In January 2007, then-Education Secretary Margaret Spellings put a stop to what has become known as the 9.5 scandal, in which a group of lenders were improperly growing the volume of federal student loans that they claimed were eligible for the 9.5 guarantee available on loans financed through tax-exempt bonds issued before 1993.

But, as Higher Ed Watch first revealed last month, the Financial Partners division of the Department's Federal Student Aid (FSA) office carried out a controversial series of program reviews from the fall of 2005 through the summer of 2006 that signed off on these student loan companies' 9.5 billing practices. In some cases, the program reviewers even showed the lenders how they could take greater advantage of these inflated subsidies (at the time the borrower interest rate on regular federal student loans hovered around 3.5 percent).

Many of these loan providers have used these program reviews as evidence (see Exhibit 99.1 at the end of this document) that they never did anything wrong. Take the Kentucky student loan agency, for instance. In May 2006, the Financial Partners division published a program review report, which concluded that KHESLC had undercharged the government. The report included a spreadsheet of loans that it said were eligible for the 9.5 payments, and invited the nonprofit student loan agency to determine the additional amount of subsidy payments it was owed.

Officials with the Kentucky agency have repeatedly cited this program review as evidence that its 9.5 claims were legitimate. In a letter to the Inspector General (starting on page 32 of the document), Edward J. Cunningham, the agency's executive director, wrote that the findings in the report demonstrate "that KHESLC has applied the regulations properly and has complied with the spirit and letter of the applicable statutes, regulations, and sub-regulatory guidance with regard to the issue of the 9.5 percent floor." [For a more detailed discussion of the agency's use of these funds, click here.]

But the IG rejects that argument, saying that "we do not find" the recommendations in that program review to be "consistent with the HEA [the federal Higher Education Act], regulations, and other policy guidance issued by the Department."

The Inspector General doesn't provide any further explanation of its reasoning. But in a separate report that it issued in April, the IG raised grave concerns about the program reviews that were initiated by the Financial Partners division during this period of time. The IG said that these reviews cannot be relied upon because they were conducted by regional Education Department staff without adequate time or training to conduct them properly. What's more, the IG said, the division did not consult with the Education Department's Office of General Counsel before issuing reports that dealt with "sensitive" issues to ensure that their findings were consistent with federal student aid law and regulations.

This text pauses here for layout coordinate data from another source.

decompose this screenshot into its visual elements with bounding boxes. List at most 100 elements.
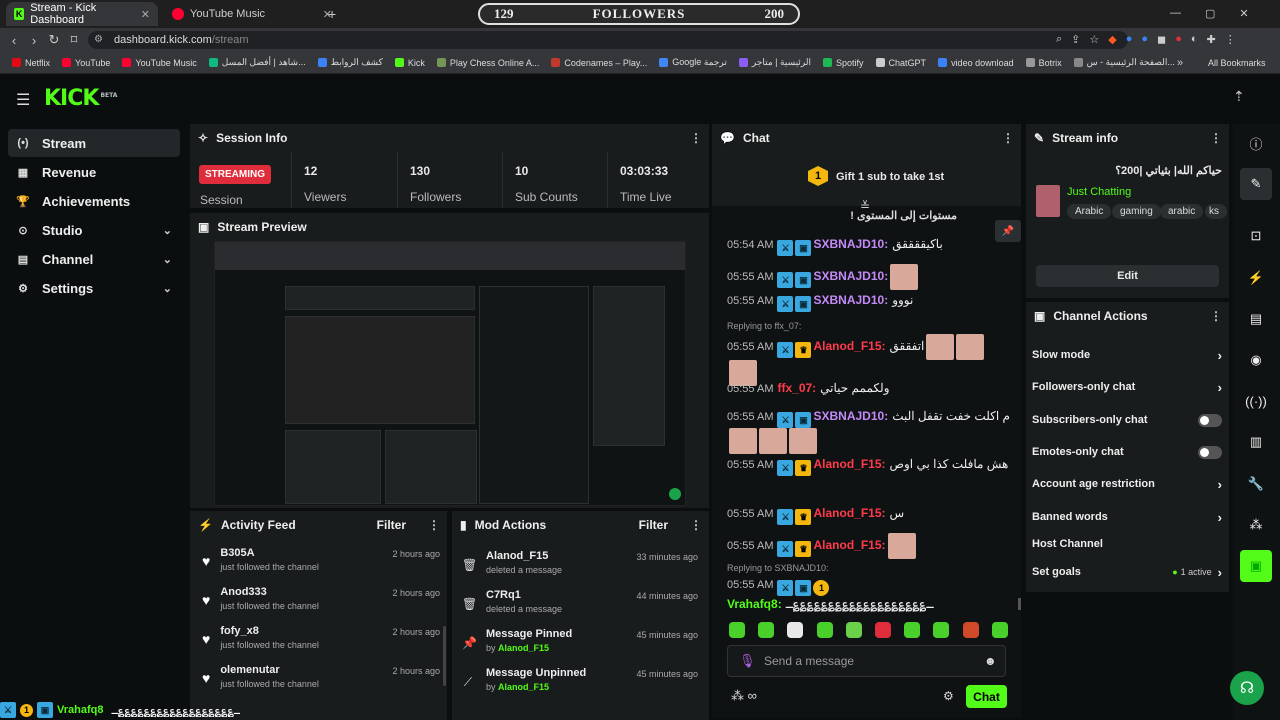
chat-message[interactable]: 05:55 AM ⚔ ▣ SXBNAJD10: bbox=[727, 264, 1013, 290]
activity-more-icon[interactable]: ⋮ bbox=[428, 518, 440, 532]
chat-message[interactable]: 05:55 AM ⚔ ♛ Alanod_F15: bbox=[727, 533, 1013, 559]
mod-action-item[interactable]: 🗑 Alanod_F15 deleted a message 33 minutes a… bbox=[462, 550, 698, 589]
sidebar-item-studio[interactable]: ⊙ Studio ⌄ bbox=[8, 216, 180, 244]
activity-scrollbar[interactable] bbox=[443, 626, 446, 686]
puzzle-icon[interactable]: ✚ bbox=[1207, 33, 1216, 46]
activity-item[interactable]: ♥ B305A just followed the channel 2 hours a… bbox=[200, 547, 440, 586]
stream-info-more-icon[interactable]: ⋮ bbox=[1210, 131, 1222, 145]
reload-icon[interactable]: ↻ bbox=[44, 32, 64, 48]
bookmark-5[interactable]: Kick bbox=[389, 58, 431, 68]
chat-username[interactable]: Alanod_F15 bbox=[813, 339, 881, 353]
bookmark-0[interactable]: Netflix bbox=[6, 58, 56, 68]
bookmark-12[interactable]: video download bbox=[932, 58, 1020, 68]
channel-action-slow-mode[interactable]: Slow mode › bbox=[1032, 345, 1222, 365]
chat-bubble-icon[interactable]: ◉ bbox=[1240, 344, 1272, 376]
chat-message[interactable]: Replying to ffx_07: 05:55 AM ⚔ ♛ Alanod_F15:… bbox=[727, 318, 1013, 386]
chat-message[interactable]: 05:55 AM ⚔ ♛ Alanod_F15: هش مافلت كذا بي اوص bbox=[727, 456, 1013, 476]
restore-icon[interactable]: ▢ bbox=[1205, 7, 1215, 20]
bookmark-4[interactable]: كشف الروابط bbox=[312, 57, 389, 68]
bookmark-10[interactable]: Spotify bbox=[817, 58, 870, 68]
site-info-icon[interactable]: ⚙ bbox=[94, 34, 103, 45]
close-window-icon[interactable]: ✕ bbox=[1239, 7, 1248, 20]
menu-icon[interactable]: ⋮ bbox=[1225, 33, 1236, 46]
emote-icon[interactable] bbox=[962, 622, 979, 638]
toggle-switch[interactable] bbox=[1198, 445, 1222, 459]
activity-filter-button[interactable]: Filter bbox=[377, 518, 406, 532]
chevron-right-icon[interactable]: › bbox=[1218, 380, 1222, 395]
chat-username[interactable]: SXBNAJD10 bbox=[813, 269, 884, 283]
lightning-icon[interactable]: ⚡ bbox=[1240, 262, 1272, 294]
chevron-down-icon[interactable]: ⌄ bbox=[163, 253, 172, 266]
bookmark-9[interactable]: الرئيسية | متاجر bbox=[733, 57, 817, 68]
new-tab-button[interactable]: + bbox=[328, 6, 336, 22]
bookmark-icon[interactable]: ⌑ bbox=[64, 32, 84, 48]
chat-username[interactable]: ffx_07 bbox=[777, 381, 812, 395]
emote-icon[interactable] bbox=[904, 622, 921, 638]
app-shortcut-icon[interactable]: ▣ bbox=[1240, 550, 1272, 582]
tag-gaming[interactable]: gaming bbox=[1112, 204, 1161, 219]
minimize-icon[interactable]: — bbox=[1170, 7, 1181, 20]
notes-icon[interactable]: ▤ bbox=[1240, 303, 1272, 335]
bookmarks-overflow-icon[interactable]: » bbox=[1177, 57, 1183, 69]
mod-action-item[interactable]: 🗑 C7Rq1 deleted a message 44 minutes ago bbox=[462, 589, 698, 628]
tag-arabic-2[interactable]: arabic bbox=[1160, 204, 1204, 219]
chevron-right-icon[interactable]: › bbox=[1218, 477, 1222, 492]
sidebar-item-channel[interactable]: ▤ Channel ⌄ bbox=[8, 245, 180, 273]
bookmark-13[interactable]: Botrix bbox=[1020, 58, 1068, 68]
extension-icon[interactable]: ● bbox=[1175, 33, 1182, 46]
reply-context[interactable]: Replying to ffx_07: bbox=[727, 318, 1013, 334]
moderation-icon[interactable]: ▥ bbox=[1240, 426, 1272, 458]
chevron-right-icon[interactable]: › bbox=[1218, 510, 1222, 525]
emote-icon[interactable] bbox=[787, 622, 804, 638]
info-icon[interactable]: ⓘ bbox=[1240, 127, 1272, 159]
emote-icon[interactable] bbox=[845, 622, 862, 638]
chat-scrollbar[interactable] bbox=[1018, 598, 1021, 610]
microphone-icon[interactable]: 🎙 bbox=[739, 653, 756, 669]
bookmark-6[interactable]: Play Chess Online A... bbox=[431, 58, 546, 68]
user-menu-icon[interactable]: ⇡ bbox=[1233, 88, 1245, 105]
chat-settings-icon[interactable]: ⚙ bbox=[943, 689, 954, 703]
bookmark-3[interactable]: شاهد | أفضل المسل... bbox=[203, 57, 312, 68]
emote-icon[interactable] bbox=[816, 622, 833, 638]
mod-action-item[interactable]: 📌 Message Pinned by Alanod_F15 45 minutes a… bbox=[462, 628, 698, 667]
chat-more-icon[interactable]: ⋮ bbox=[1002, 131, 1014, 145]
apps-icon[interactable]: ⁂ bbox=[1240, 509, 1272, 541]
extension-icon[interactable]: ● bbox=[1141, 33, 1148, 46]
tab-youtube-music[interactable]: YouTube Music ✕ bbox=[164, 2, 340, 26]
focus-icon[interactable]: ⊡ bbox=[1240, 220, 1272, 252]
activity-item[interactable]: ♥ olemenutar just followed the channel 2 ho… bbox=[200, 664, 440, 703]
star-icon[interactable]: ☆ bbox=[1089, 33, 1099, 46]
chat-input[interactable]: Send a message bbox=[727, 645, 1006, 677]
url-bar[interactable]: dashboard.kick.com/stream bbox=[88, 31, 1128, 49]
channel-action-account-age-restriction[interactable]: Account age restriction › bbox=[1032, 474, 1222, 494]
emote-icon[interactable] bbox=[729, 622, 745, 638]
mod-action-item[interactable]: ⟋ Message Unpinned by Alanod_F15 45 minutes… bbox=[462, 667, 698, 706]
emote-icon[interactable] bbox=[933, 622, 950, 638]
tab-kick-dashboard[interactable]: K Stream - Kick Dashboard ✕ bbox=[6, 2, 158, 26]
channel-action-subscribers-only-chat[interactable]: Subscribers-only chat bbox=[1032, 410, 1222, 430]
extension-icon[interactable]: ● bbox=[1126, 33, 1133, 46]
wrench-icon[interactable]: 🔧 bbox=[1240, 468, 1272, 500]
activity-item[interactable]: ♥ Anod333 just followed the channel 2 hours… bbox=[200, 586, 440, 625]
emoji-picker-icon[interactable]: ☻ bbox=[984, 654, 997, 668]
channel-action-host-channel[interactable]: Host Channel bbox=[1032, 534, 1222, 554]
chat-username[interactable]: Alanod_F15 bbox=[813, 538, 881, 552]
chevron-down-icon[interactable]: ⌄ bbox=[163, 282, 172, 295]
bookmark-1[interactable]: YouTube bbox=[56, 58, 116, 68]
chevron-right-icon[interactable]: › bbox=[1218, 348, 1222, 363]
sidebar-item-achievements[interactable]: 🏆 Achievements bbox=[8, 187, 180, 215]
channel-action-set-goals[interactable]: Set goals ● 1 active › bbox=[1032, 562, 1222, 582]
session-more-icon[interactable]: ⋮ bbox=[690, 131, 702, 145]
back-icon[interactable]: ‹ bbox=[4, 33, 24, 48]
mod-filter-button[interactable]: Filter bbox=[639, 518, 668, 532]
bookmark-7[interactable]: Codenames – Play... bbox=[545, 58, 653, 68]
stream-preview-video[interactable] bbox=[214, 241, 686, 506]
activity-item[interactable]: ♥ fofy_x8 just followed the channel 2 hours… bbox=[200, 625, 440, 664]
chat-username[interactable]: SXBNAJD10 bbox=[813, 409, 884, 423]
channel-actions-more-icon[interactable]: ⋮ bbox=[1210, 309, 1222, 323]
extension-icon[interactable]: ◼ bbox=[1157, 33, 1166, 46]
chat-message[interactable]: 05:55 AM ⚔ ▣ SXBNAJD10: م اكلت خفت تقفل البث bbox=[727, 408, 1013, 454]
reply-context[interactable]: Replying to SXBNAJD10: bbox=[727, 560, 1013, 576]
chat-username[interactable]: Alanod_F15 bbox=[813, 506, 881, 520]
tag-ks[interactable]: ks bbox=[1205, 204, 1227, 219]
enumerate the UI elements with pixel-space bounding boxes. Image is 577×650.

As we said before, these program reviews certainly raise the question of whether officials in the Financial Partners division were trying to provide lenders with cover at a time when the loan companies' 9.5 claims were coming under increasing scrutiny from Congress and the Inspector General's office. Were they meant to protect the lenders from having to return the excess subsidies that they received? And who ultimately signed off on them? Did the buck stop with Matteo Fontana, the general manager of the Financial Partners division, who was ultimately forced to resign from the Education Department due to his ties to loan companies that have been well documented by Higher Ed Watch and others? Or did it go further up the chain of command at the Federal Student Aid office or the previous administration's leadership at the Department of Education itself?

At Higher Ed Watch, we believe that the public has a right to know the answers to these questions. If government officials were complicit in a scheme to fleece taxpayers, they should be held accountable for their actions.